Shorturl_routes: Rails Multiple-model Url Aliases

Earlier this week I wrote about my frustration with setting up short urls for rails routing to two models based on attributes, something that I have seen on a bunch of websites, but haven’t found a good solution to in rails. Let me describe it in pseudo-cucumber:

As a site user
In order to have easily-rememberable, and easier twitterable URLs
I want to have my user and group models accessible by /name

Scenario: Users can access by /name
  Given there is a User with name "foo"
  When I visit the page '/foo'
  Then I should be on the page for the User with name "foo"

Scenario: Groups can access by /name
  Given there is a Group with name "bar"
  When I visit the page '/bar'
  Then I should be on the page for the Group with name "bar"

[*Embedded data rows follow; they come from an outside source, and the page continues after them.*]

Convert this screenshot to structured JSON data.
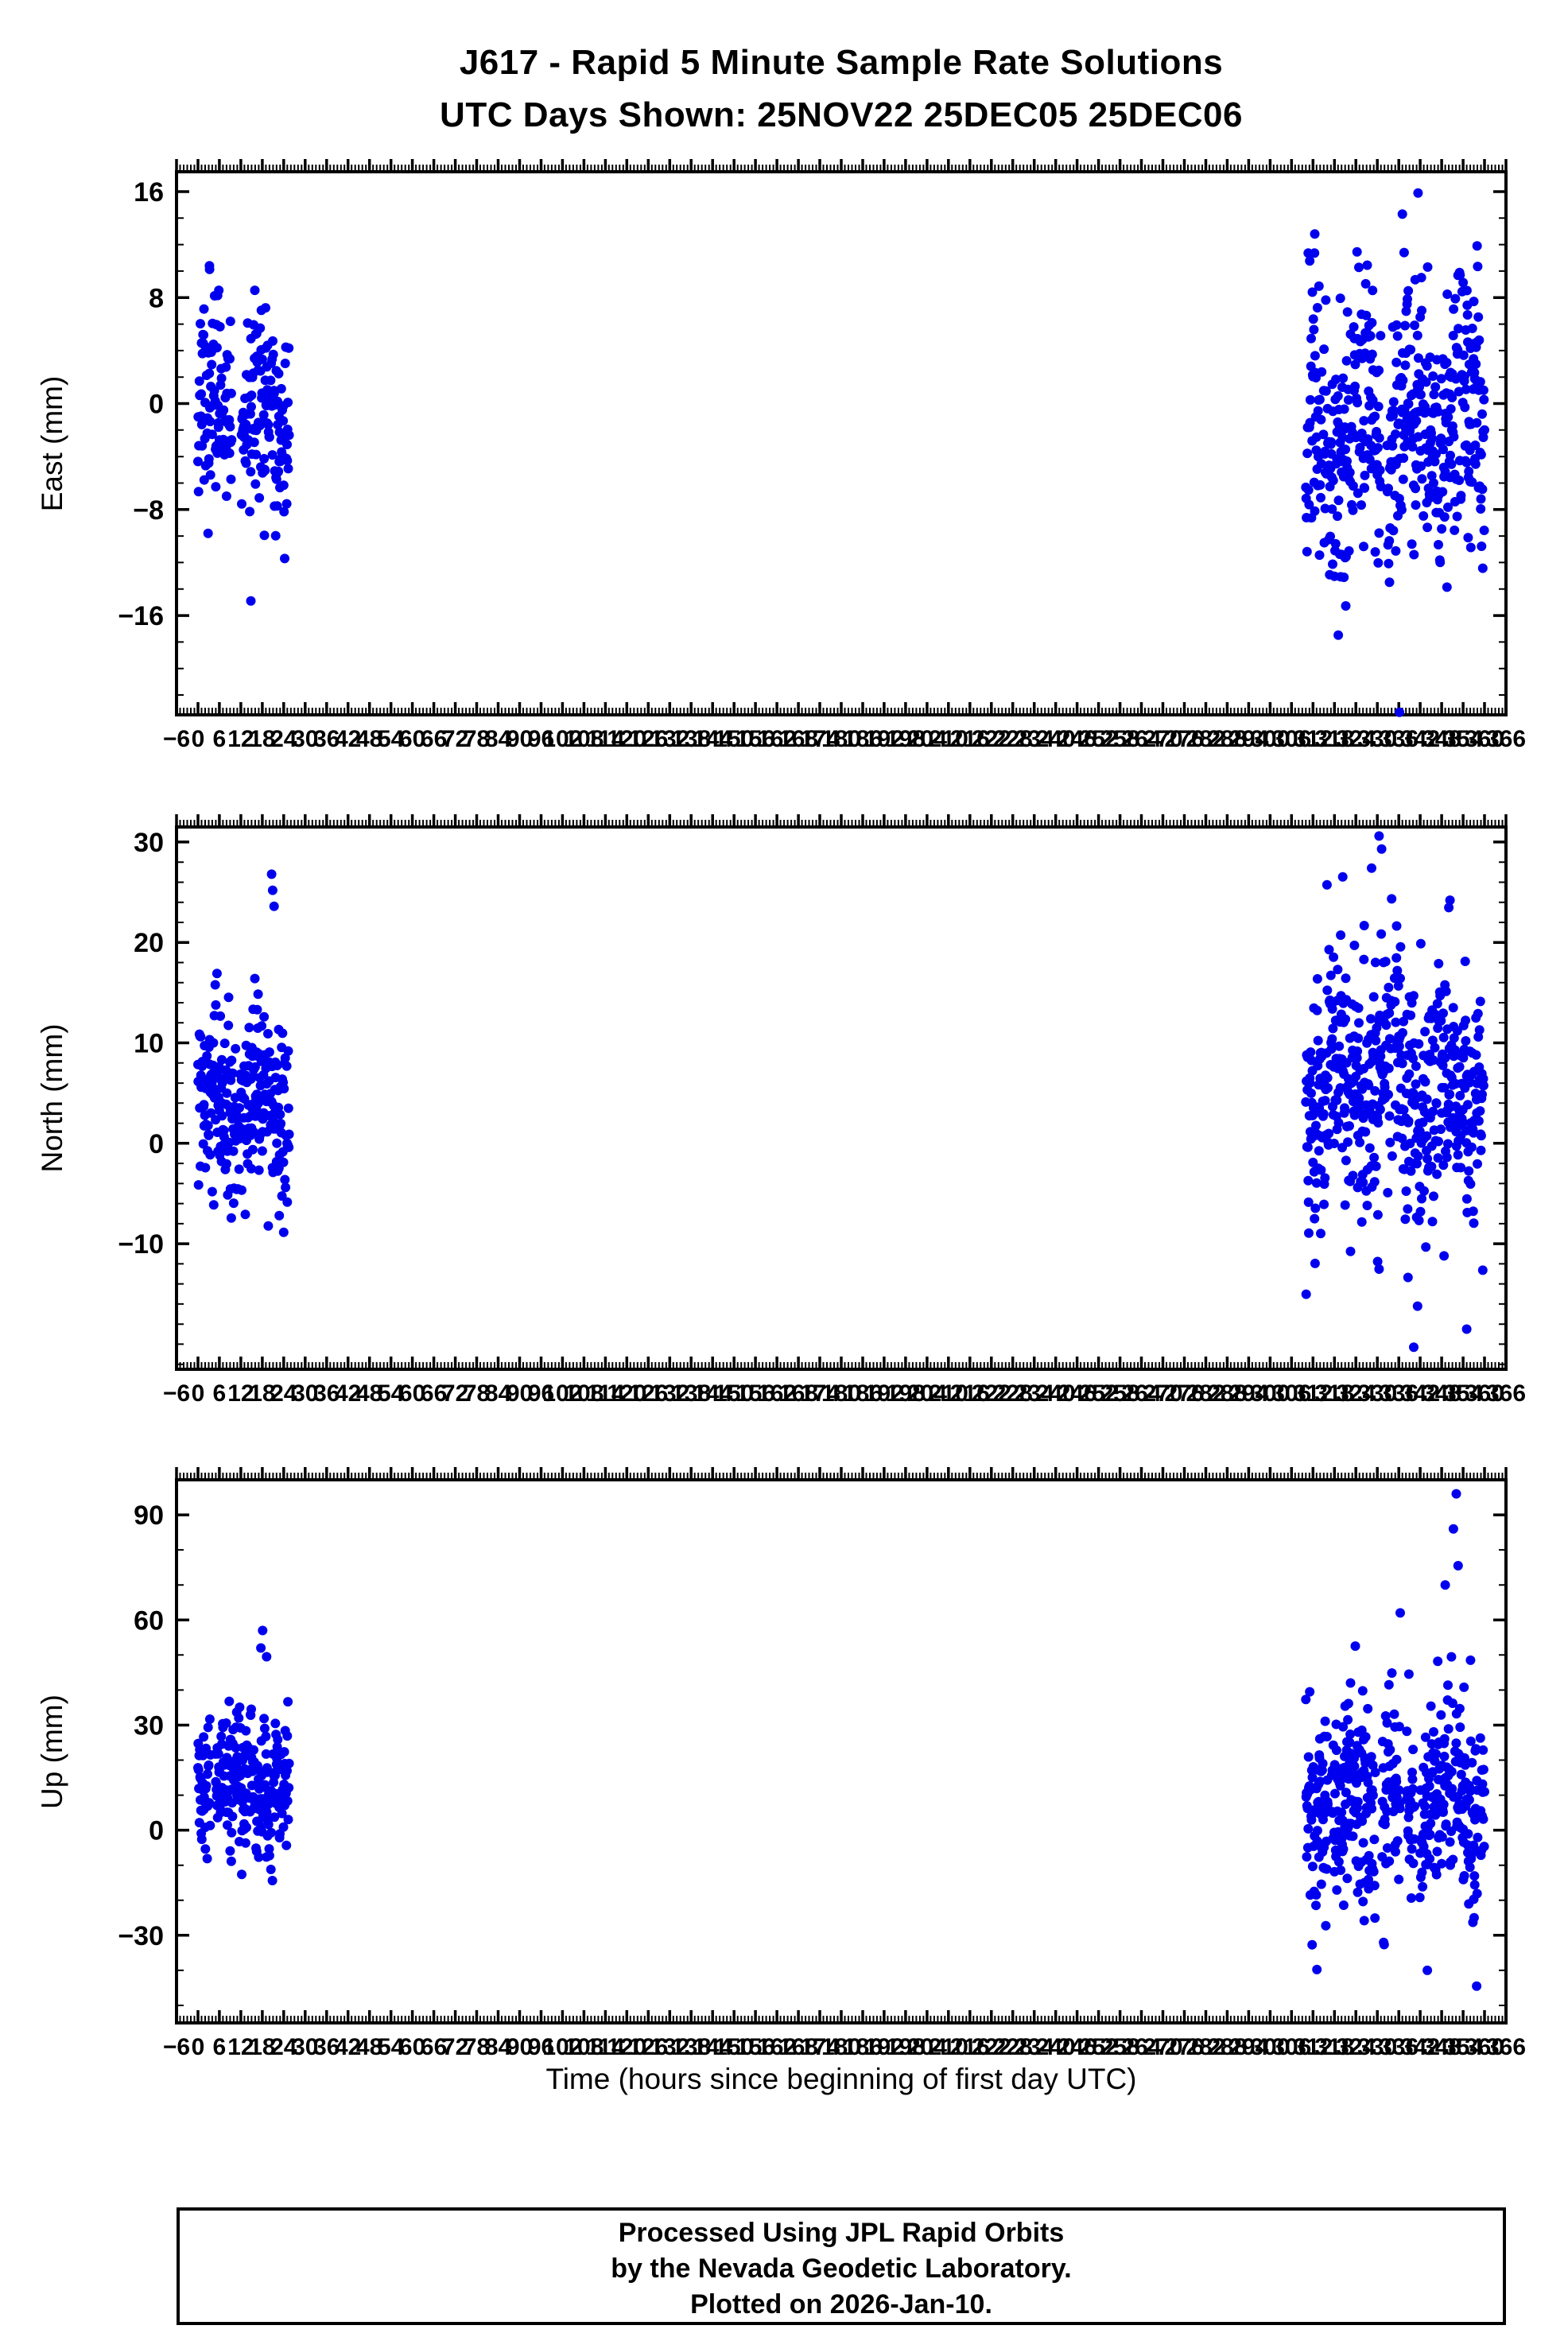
{
  "footer": {
    "lines": [
      "Processed Using JPL Rapid Orbits",
      "by the Nevada Geodetic Laboratory.",
      "Plotted on 2026-Jan-10."
    ]
  },
  "chart_data": {
    "type": "scatter",
    "title": "J617 - Rapid 5 Minute Sample Rate Solutions",
    "subtitle": "UTC Days Shown:  25NOV22 25DEC05 25DEC06",
    "point_color": "#0000ee",
    "seed": 7,
    "grid": "off",
    "legend": "none",
    "x": {
      "label": "Time (hours since beginning of first day UTC)",
      "lim": [
        -6,
        366
      ],
      "major_tick": 6,
      "minor_tick": 1,
      "tick_label_step": 6,
      "days_shown_hours": [
        [
          0,
          24
        ],
        [
          312,
          336
        ],
        [
          336,
          360
        ]
      ]
    },
    "subplots": [
      {
        "name": "east",
        "ylabel": "East (mm)",
        "ylim": [
          -23.5,
          17.5
        ],
        "yticks": [
          -16,
          -8,
          0,
          8,
          16
        ],
        "yminor": 2,
        "clusters": [
          {
            "x0": 0,
            "x1": 25.5,
            "dt": 0.08333,
            "keep": 0.9,
            "gap_p": 0.006,
            "gap_len": 18,
            "center": -1,
            "sd": 3.8,
            "wander": 2.2,
            "ymin": -15.5,
            "ymax": 10.5
          },
          {
            "x0": 310,
            "x1": 360,
            "dt": 0.08333,
            "keep": 0.88,
            "gap_p": 0.008,
            "gap_len": 22,
            "center": -2,
            "sd": 5.0,
            "wander": 3.0,
            "ymin": -20.5,
            "ymax": 15.5
          }
        ],
        "outliers": [
          [
            336.2,
            -23.3
          ],
          [
            341.4,
            15.9
          ],
          [
            337.0,
            14.3
          ],
          [
            312.5,
            12.8
          ],
          [
            3.2,
            10.4
          ],
          [
            14.8,
            -14.9
          ]
        ]
      },
      {
        "name": "north",
        "ylabel": "North (mm)",
        "ylim": [
          -22.5,
          31.5
        ],
        "yticks": [
          -10,
          0,
          10,
          20,
          30
        ],
        "yminor": 2,
        "clusters": [
          {
            "x0": 0,
            "x1": 25.5,
            "dt": 0.08333,
            "keep": 0.9,
            "gap_p": 0.006,
            "gap_len": 18,
            "center": 3.5,
            "sd": 4.5,
            "wander": 2.5,
            "ymin": -15,
            "ymax": 21.5
          },
          {
            "x0": 310,
            "x1": 360,
            "dt": 0.08333,
            "keep": 0.88,
            "gap_p": 0.008,
            "gap_len": 22,
            "center": 5.0,
            "sd": 6.5,
            "wander": 3.5,
            "ymin": -17,
            "ymax": 28.5
          }
        ],
        "outliers": [
          [
            20.6,
            26.8
          ],
          [
            20.9,
            25.2
          ],
          [
            21.3,
            23.6
          ],
          [
            330.5,
            30.6
          ],
          [
            331.2,
            29.3
          ],
          [
            328.4,
            27.4
          ],
          [
            355.0,
            -18.5
          ],
          [
            340.2,
            -20.3
          ]
        ]
      },
      {
        "name": "up",
        "ylabel": "Up (mm)",
        "ylim": [
          -55,
          100
        ],
        "yticks": [
          -30,
          0,
          30,
          60,
          90
        ],
        "yminor": 10,
        "clusters": [
          {
            "x0": 0,
            "x1": 25.5,
            "dt": 0.08333,
            "keep": 0.9,
            "gap_p": 0.006,
            "gap_len": 18,
            "center": 14,
            "sd": 10,
            "wander": 5,
            "ymin": -29,
            "ymax": 47
          },
          {
            "x0": 310,
            "x1": 360,
            "dt": 0.08333,
            "keep": 0.88,
            "gap_p": 0.008,
            "gap_len": 22,
            "center": 8,
            "sd": 14,
            "wander": 7,
            "ymin": -44,
            "ymax": 74
          }
        ],
        "outliers": [
          [
            18.1,
            57
          ],
          [
            17.6,
            52
          ],
          [
            19.2,
            49.5
          ],
          [
            352.1,
            96
          ],
          [
            351.3,
            86
          ],
          [
            352.6,
            75.5
          ],
          [
            349.0,
            70
          ],
          [
            336.4,
            62
          ],
          [
            357.8,
            -44.5
          ],
          [
            344.0,
            -40
          ]
        ]
      }
    ]
  }
}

In addition to the two scenarios above, I would like all of my other routes to continue to work as expected, with the priority as normal falling from the top of the routes to the bottom.

My previous solution externalized the disambiguation of these routes which are dependent on the models in the database to a controller. I really wanted this to be in the routes, because that is where I feel like it naturally should be.

So I’m introducing today a solution. shorturl_routes is a gem which will give me what I want. Here’s the routes that will accomplish the functionality that I explained before.

SampleApp::Application.routes.draw do
  resources :groups
  resources :users

  shorturl ':name', :to => 'users#show', :model => "User", :attribute => :name
  shorturl ':name', :to => 'groups#show', :model => "Group", :attribute => :name

end

It’s that simple. With the routes above, if you visit the location /foo, then it is checked against both resources first, but since it’s not /groups or /users or any of their generated routes, it falls to the shorturl rule, which checks User.where(:name => params[:name]).first for existence, and if it doesn’t exist, then falls to the next rule which checks for Group.where(:name => params[:name]).first. If either matches, it sets params[:id] to the id of the model found, and then routes to the given parameter.

It’s more what I was looking for. I’ve packaged it up as a gem for your convenience, so you can just add this to your Gemfile:

gem 'shorturl_routes', :git => git://github.com/jamuraa/shorturl_routes.git

You might notice the distinct lack of working tests in the gem if you have a chance to try to run them. The method that I’m using for making it work in the Routing model works for the real thing, but I can’t figure out how to make it work in the tests. For now, the functionality is simple enough to test by myself.

It also doesn’t solve the inverse problem - user_path(@user) will still resolve to /users/:id. I’ll be looking at improving the DSL syntax a bit and tackling the no tests and this problem as well in the near future.

Let me know if you find it useful, or want to ream me for bastardizing the routing infrastructure.